Das hat auch damit zu tun, dass die Bevölkerung die verordneten Regelungen befolgt. Der Verkehr – sowohl motorisiert als auch mit dem Fahrrad – in Münster beispielsweise ist deutlich zurückgegangen (wir berichteten). “Die inzwischen deutlich sichtbare Wirksamkeit der restriktiven Maßnahmen überzeugt die Menschen, das Richtige zu tun”, erklärte Ordnungsdezernent Wolfgang Heuer laut Pressemitteilung der Stadt.

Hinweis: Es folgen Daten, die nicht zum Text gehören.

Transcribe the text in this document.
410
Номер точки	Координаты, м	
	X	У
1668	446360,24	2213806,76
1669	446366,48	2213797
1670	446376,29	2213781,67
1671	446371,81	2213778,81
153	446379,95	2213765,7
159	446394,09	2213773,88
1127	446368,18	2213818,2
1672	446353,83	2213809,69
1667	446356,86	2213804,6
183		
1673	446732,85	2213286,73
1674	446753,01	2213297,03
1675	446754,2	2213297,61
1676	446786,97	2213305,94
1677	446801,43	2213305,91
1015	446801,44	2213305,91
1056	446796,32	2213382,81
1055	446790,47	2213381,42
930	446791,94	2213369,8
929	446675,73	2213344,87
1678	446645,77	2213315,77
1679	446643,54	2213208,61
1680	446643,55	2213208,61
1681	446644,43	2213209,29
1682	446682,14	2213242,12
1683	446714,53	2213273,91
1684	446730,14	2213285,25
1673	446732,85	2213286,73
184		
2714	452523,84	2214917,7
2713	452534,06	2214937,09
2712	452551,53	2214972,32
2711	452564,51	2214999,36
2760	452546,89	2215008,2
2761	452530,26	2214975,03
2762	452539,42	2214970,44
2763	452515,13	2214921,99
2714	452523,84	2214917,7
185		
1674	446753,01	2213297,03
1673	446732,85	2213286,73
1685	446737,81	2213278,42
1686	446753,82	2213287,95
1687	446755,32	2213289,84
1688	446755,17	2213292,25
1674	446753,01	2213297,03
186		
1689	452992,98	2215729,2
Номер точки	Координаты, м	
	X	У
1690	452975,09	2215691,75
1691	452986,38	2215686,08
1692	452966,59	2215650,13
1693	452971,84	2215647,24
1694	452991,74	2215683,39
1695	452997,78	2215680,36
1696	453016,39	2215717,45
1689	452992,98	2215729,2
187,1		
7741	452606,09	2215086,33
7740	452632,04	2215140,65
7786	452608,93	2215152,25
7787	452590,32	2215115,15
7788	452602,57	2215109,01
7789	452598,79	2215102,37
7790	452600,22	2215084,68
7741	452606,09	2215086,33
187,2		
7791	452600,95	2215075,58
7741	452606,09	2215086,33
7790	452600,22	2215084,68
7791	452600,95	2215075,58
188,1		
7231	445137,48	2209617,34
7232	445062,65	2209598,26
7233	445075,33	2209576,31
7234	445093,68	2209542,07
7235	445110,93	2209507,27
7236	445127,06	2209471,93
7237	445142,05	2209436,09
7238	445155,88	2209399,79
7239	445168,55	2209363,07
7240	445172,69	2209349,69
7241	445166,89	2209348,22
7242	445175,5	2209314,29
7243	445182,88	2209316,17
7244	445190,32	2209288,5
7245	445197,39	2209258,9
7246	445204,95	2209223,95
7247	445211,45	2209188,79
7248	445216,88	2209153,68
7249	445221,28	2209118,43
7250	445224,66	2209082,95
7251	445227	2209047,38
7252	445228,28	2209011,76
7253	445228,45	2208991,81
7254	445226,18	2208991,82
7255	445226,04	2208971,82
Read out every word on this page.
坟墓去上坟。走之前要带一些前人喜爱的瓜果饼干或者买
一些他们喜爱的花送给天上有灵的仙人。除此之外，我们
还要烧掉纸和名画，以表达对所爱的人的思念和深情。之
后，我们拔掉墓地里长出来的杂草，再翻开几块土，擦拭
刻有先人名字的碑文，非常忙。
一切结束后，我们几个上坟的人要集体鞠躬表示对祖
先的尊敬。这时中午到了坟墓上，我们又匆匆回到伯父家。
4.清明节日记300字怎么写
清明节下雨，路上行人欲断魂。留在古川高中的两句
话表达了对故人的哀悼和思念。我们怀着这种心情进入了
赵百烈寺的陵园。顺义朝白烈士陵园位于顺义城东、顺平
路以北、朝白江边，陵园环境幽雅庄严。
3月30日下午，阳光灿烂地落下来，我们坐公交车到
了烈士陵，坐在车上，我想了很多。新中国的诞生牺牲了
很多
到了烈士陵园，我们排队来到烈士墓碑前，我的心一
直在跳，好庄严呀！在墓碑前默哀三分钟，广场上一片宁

Es gibt jedoch erste Anzeichen, denen trotz all’ des Lobes frühzeitig Beachtung geschenkt werden sollte. Eine Auswertung der Handy-Bewegungsprofile zeigt, dass die Mobilität der Bevölkerung vor vier Wochen mit Einführung der Maßnahmen um rund 40 Prozent zurückging. Seit Ende März aber ist dieser Trend rückläufig. Dies zeigen Daten des Unternehmen Teralytics, das die Handy-Bewegungsprofile anonymisiert auswertet. Der “Spiegel” hatte zuerst darüber berichtet, wir haben die Daten für Münster aufbereitet (siehe Grafik).

Mit dieser Entwicklung liegt Münster im bundesweiten Trend. Dass die Menschen wieder vor die Tür gehen, gerade an den Feiertagen, gerade bei gutem Wetter, muss nicht zwangsläufig ein Problem sein. In den Parks, auf Grünflächen, am Dortmund-Ems-Kanal und anderen beliebten Ausflugszielen blieb die Lage in Münster weitgehend ruhig, berichtete die Stadt. Allein Ostersonntag sei eine vierstellige Zahl an Menschen zum Aasee geströmt – ohne besondere Vorkommnisse, zumindest keine bislang messbaren.

Aber war da nicht etwas? Die Mahnungen, zu Hause zu bleiben oder Orte mit vielen Menschen zu meiden, scheinen angesichts des Auflaufs am Aasee zunehmend zu verhallen. So lange der notwendige Sicherheitsabstand eingehalten wird, kann das funktionieren. Doch es mehren sich nicht nur in der öffentlichen Debatte Stimmen, die vor einer Einkehr des Schlendrians warnen.

Erste Anzeichen von Covid-19-Müdigkeit

Einhergehend mit der Änderung in den Mobilitätsdaten zeigte sich auch eine Veränderung in der “psychologischen Lage” der Bevölkerung. Dieses wöchentliche Monitoring mit dem Namen COSMO (Covid-19 Snapshot Monitoring) führt die Universität Erfurt u. a. in Zusammenarbeit mit dem Robert-Koch-Institut durch. An der repräsentativen Befragung nahmen 1.024 Menschen teil.

In der vergangenen Woche jedenfalls stellten die Forscher bemerkenswertes fest: “Mobilitätsdaten aus Mobiltelefonen zeigen einen kleinen Anstieg in der Bewegungshäufikeit der Bevölkerung; diese gehen einher mit einer steigenden Wahrnehmung, dass die Maßnahmen übertrieben sind (kleiner Effekt).”

Aus dem Zusammentreffen dieser und weiterer Faktoren leiteten die Autoren des Berichts ab: “Das Gesamtmuster deutet auf eine einsetzende Gewöhnung und möglicherweise langfristig sinkende Bereitschaft hin, die Maßnahmen vollumfänglich und konsequent mitzutragen.”